Questa settimana c’è Falling-Storia di un padre, debutto registico per il celebre attore newyorkese. Poi la pellicola dedicata alla prima vincitrice del Nobel

Redazione 24/08/2021 10:18

 
Il mese di agosto si chiude per il cinema Monviso di Cuneo con la proiezione di Falling-Storia di un padre, debutto registico per il celebre interprete di Aragorn nel Signore degli Anelli, poi tre volte candidato al premio Oscar con La promessa dell’assassino, Captain Fantastic e Green Book.
 
Falling-Storia di un padre racconta il difficile ménage familiare dell’omosessuale John, insieme al partner Eric e alla figlia adottiva Monica, nel momento in cui suo padre Willis viene a vivere con lui a Los Angeles, in cerca di un posto dove ritirarsi per la vecchiaia. Willis è un contadino conservatore che non ha mai accettato le scelte di vita del figlio e la cui salute mentale è in rapido declino. Con il progredire della malattia e il riemergere di vecchie ferite legate al loro passato, padre e figlio sapranno ricostruire il loro rapporto superando le incomprensioni reciproche.

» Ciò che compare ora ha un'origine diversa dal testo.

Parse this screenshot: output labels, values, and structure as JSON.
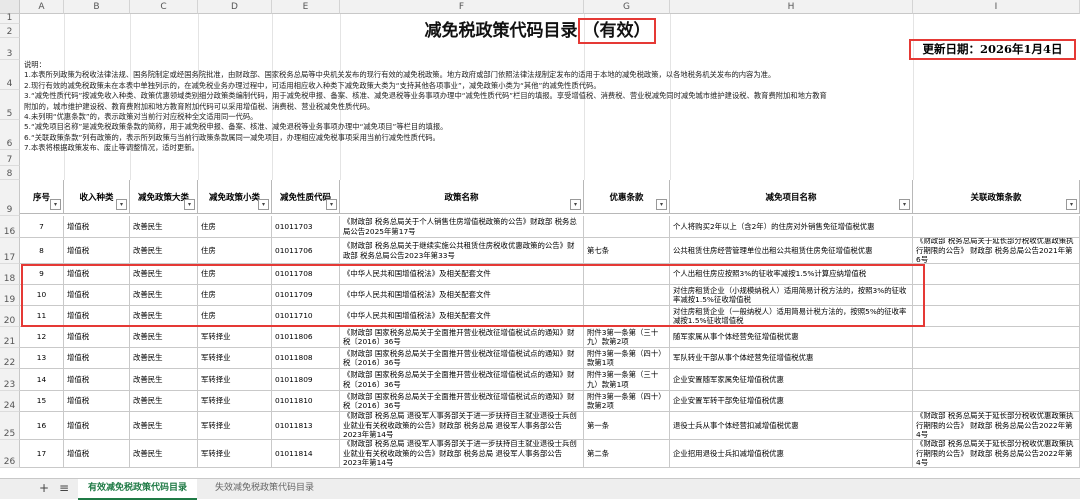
{
  "columns": [
    "A",
    "B",
    "C",
    "D",
    "E",
    "F",
    "G",
    "H",
    "I"
  ],
  "title_main": "减免税政策代码目录",
  "title_highlight": "（有效）",
  "update_date": "更新日期：2026年1月4日",
  "notes": [
    "说明：",
    "1.本表所列政策为税收法律法规、国务院制定或经国务院批准，由财政部、国家税务总局等中央机关发布的现行有效的减免税政策。地方政府或部门依照法律法规制定发布的适用于本地的减免税政策，以各地税务机关发布的内容为准。",
    "2.现行有效的减免税政策未在本表中单独列示的，在减免税业务办理过程中，可适用相应收入种类下减免政策大类为“支持其他各项事业”，减免政策小类为“其他”的减免性质代码。",
    "3.“减免性质代码”按减免收入种类、政策优惠领域类别细分政策类编制代码，用于减免税申报、备案、核准、减免退税等业务事项办理中“减免性质代码”栏目的填报。享受增值税、消费税、营业税减免同时减免城市维护建设税、教育费附加和地方教育",
    "附加的，城市维护建设税、教育费附加和地方教育附加代码可以采用增值税、消费税、营业税减免性质代码。",
    "4.未列明“优惠条款”的，表示政策对当前行对应税种全文适用同一代码。",
    "5.“减免项目名称”是减免税政策条款的简称，用于减免税申报、备案、核准、减免退税等业务事项办理中“减免项目”等栏目的填报。",
    "6.“关联政策条款”列有政策的，表示所列政策与当前行政策条款属同一减免项目，办理相应减免税事项采用当前行减免性质代码。",
    "7.本表将根据政策发布、废止等调整情况，适时更新。"
  ],
  "table_headers": [
    "序号",
    "收入种类",
    "减免政策大类",
    "减免政策小类",
    "减免性质代码",
    "政策名称",
    "优惠条款",
    "减免项目名称",
    "关联政策条款"
  ],
  "rows": [
    {
      "rn": "16",
      "seq": "7",
      "tax": "增值税",
      "cat": "改善民生",
      "sub": "住房",
      "code": "01011703",
      "policy": "《财政部 税务总局关于个人销售住房增值税政策的公告》财政部 税务总局公告2025年第17号",
      "clause": "",
      "item": "个人将购买2年以上（含2年）的住房对外销售免征增值税优惠",
      "related": ""
    },
    {
      "rn": "17",
      "seq": "8",
      "tax": "增值税",
      "cat": "改善民生",
      "sub": "住房",
      "code": "01011706",
      "policy": "《财政部 税务总局关于继续实施公共租赁住房税收优惠政策的公告》财政部 税务总局公告2023年第33号",
      "clause": "第七条",
      "item": "公共租赁住房经营管理单位出租公共租赁住房免征增值税优惠",
      "related": "《财政部 税务总局关于延长部分税收优惠政策执行期限的公告》 财政部 税务总局公告2021年第6号"
    },
    {
      "rn": "18",
      "seq": "9",
      "tax": "增值税",
      "cat": "改善民生",
      "sub": "住房",
      "code": "01011708",
      "policy": "《中华人民共和国增值税法》及相关配套文件",
      "clause": "",
      "item": "个人出租住房应按照3%的征收率减按1.5%计算应纳增值税",
      "related": ""
    },
    {
      "rn": "19",
      "seq": "10",
      "tax": "增值税",
      "cat": "改善民生",
      "sub": "住房",
      "code": "01011709",
      "policy": "《中华人民共和国增值税法》及相关配套文件",
      "clause": "",
      "item": "对住房租赁企业（小规模纳税人）适用简易计税方法的，按照3%的征收率减按1.5%征收增值税",
      "related": ""
    },
    {
      "rn": "20",
      "seq": "11",
      "tax": "增值税",
      "cat": "改善民生",
      "sub": "住房",
      "code": "01011710",
      "policy": "《中华人民共和国增值税法》及相关配套文件",
      "clause": "",
      "item": "对住房租赁企业（一般纳税人）适用简易计税方法的，按照5%的征收率减按1.5%征收增值税",
      "related": ""
    },
    {
      "rn": "21",
      "seq": "12",
      "tax": "增值税",
      "cat": "改善民生",
      "sub": "军转择业",
      "code": "01011806",
      "policy": "《财政部 国家税务总局关于全面推开营业税改征增值税试点的通知》财税〔2016〕36号",
      "clause": "附件3第一条第（三十九）款第2项",
      "item": "随军家属从事个体经营免征增值税优惠",
      "related": ""
    },
    {
      "rn": "22",
      "seq": "13",
      "tax": "增值税",
      "cat": "改善民生",
      "sub": "军转择业",
      "code": "01011808",
      "policy": "《财政部 国家税务总局关于全面推开营业税改征增值税试点的通知》财税〔2016〕36号",
      "clause": "附件3第一条第（四十）款第1项",
      "item": "军队转业干部从事个体经营免征增值税优惠",
      "related": ""
    },
    {
      "rn": "23",
      "seq": "14",
      "tax": "增值税",
      "cat": "改善民生",
      "sub": "军转择业",
      "code": "01011809",
      "policy": "《财政部 国家税务总局关于全面推开营业税改征增值税试点的通知》财税〔2016〕36号",
      "clause": "附件3第一条第（三十九）款第1项",
      "item": "企业安置随军家属免征增值税优惠",
      "related": ""
    },
    {
      "rn": "24",
      "seq": "15",
      "tax": "增值税",
      "cat": "改善民生",
      "sub": "军转择业",
      "code": "01011810",
      "policy": "《财政部 国家税务总局关于全面推开营业税改征增值税试点的通知》财税〔2016〕36号",
      "clause": "附件3第一条第（四十）款第2项",
      "item": "企业安置军转干部免征增值税优惠",
      "related": ""
    },
    {
      "rn": "25",
      "seq": "16",
      "tax": "增值税",
      "cat": "改善民生",
      "sub": "军转择业",
      "code": "01011813",
      "policy": "《财政部 税务总局 退役军人事务部关于进一步扶持自主就业退役士兵创业就业有关税收政策的公告》财政部 税务总局 退役军人事务部公告2023年第14号",
      "clause": "第一条",
      "item": "退役士兵从事个体经营扣减增值税优惠",
      "related": "《财政部 税务总局关于延长部分税收优惠政策执行期限的公告》 财政部 税务总局公告2022年第4号"
    },
    {
      "rn": "26",
      "seq": "17",
      "tax": "增值税",
      "cat": "改善民生",
      "sub": "军转择业",
      "code": "01011814",
      "policy": "《财政部 税务总局 退役军人事务部关于进一步扶持自主就业退役士兵创业就业有关税收政策的公告》财政部 税务总局 退役军人事务部公告2023年第14号",
      "clause": "第二条",
      "item": "企业招用退役士兵扣减增值税优惠",
      "related": "《财政部 税务总局关于延长部分税收优惠政策执行期限的公告》 财政部 税务总局公告2022年第4号"
    }
  ],
  "bottom": {
    "add_symbol": "+",
    "menu_symbol": "≡",
    "tabs": [
      "有效减免税政策代码目录",
      "失效减免税政策代码目录"
    ]
  }
}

Presentato al Sundance Festival lo scorso gennaio, il film vede come protagonista insieme a Lance Henriksen lo stesso Viggo Mortensen. Sarà in programmazione al Monviso da giovedì 26 a martedì 31 agosto, sempre alle ore 21,30.
 
Da giovedì 2 settembre (ore 21), invece, il cinema ospita in cartellone il film Marie Curie, dedicato alla prima donna vincitrice del premio Nobel: lo otterrà ben due volte, nel 1903 in fisica insieme al marito Pierre Curie e ad Antoine Henri Becquerel per i loro studi sulla radioattività, poi nel 1911 in chimica per la scoperta del radio e del polonio. Tra biopic e film storico, la pellicola della regista e sceneggiatrice Marie Noëlle racconta i sei anni più turbolenti della scienziata che, tra un Nobel e l’altro, dovette affrontare la morte del marito e lo scandalo per la sua passionale relazione con il fisico Paul Langevin. Se la scelta della regista di concentrarsi sugli aspetti sentimentali più che sulla ricerca scientifica ha destato critiche, è stata molto elogiata l’interpretazione dell’attrice polacca Karolina Gruszka nei panni della donna di genio costretta a farsi strada tra i pregiudizi del suo tempo.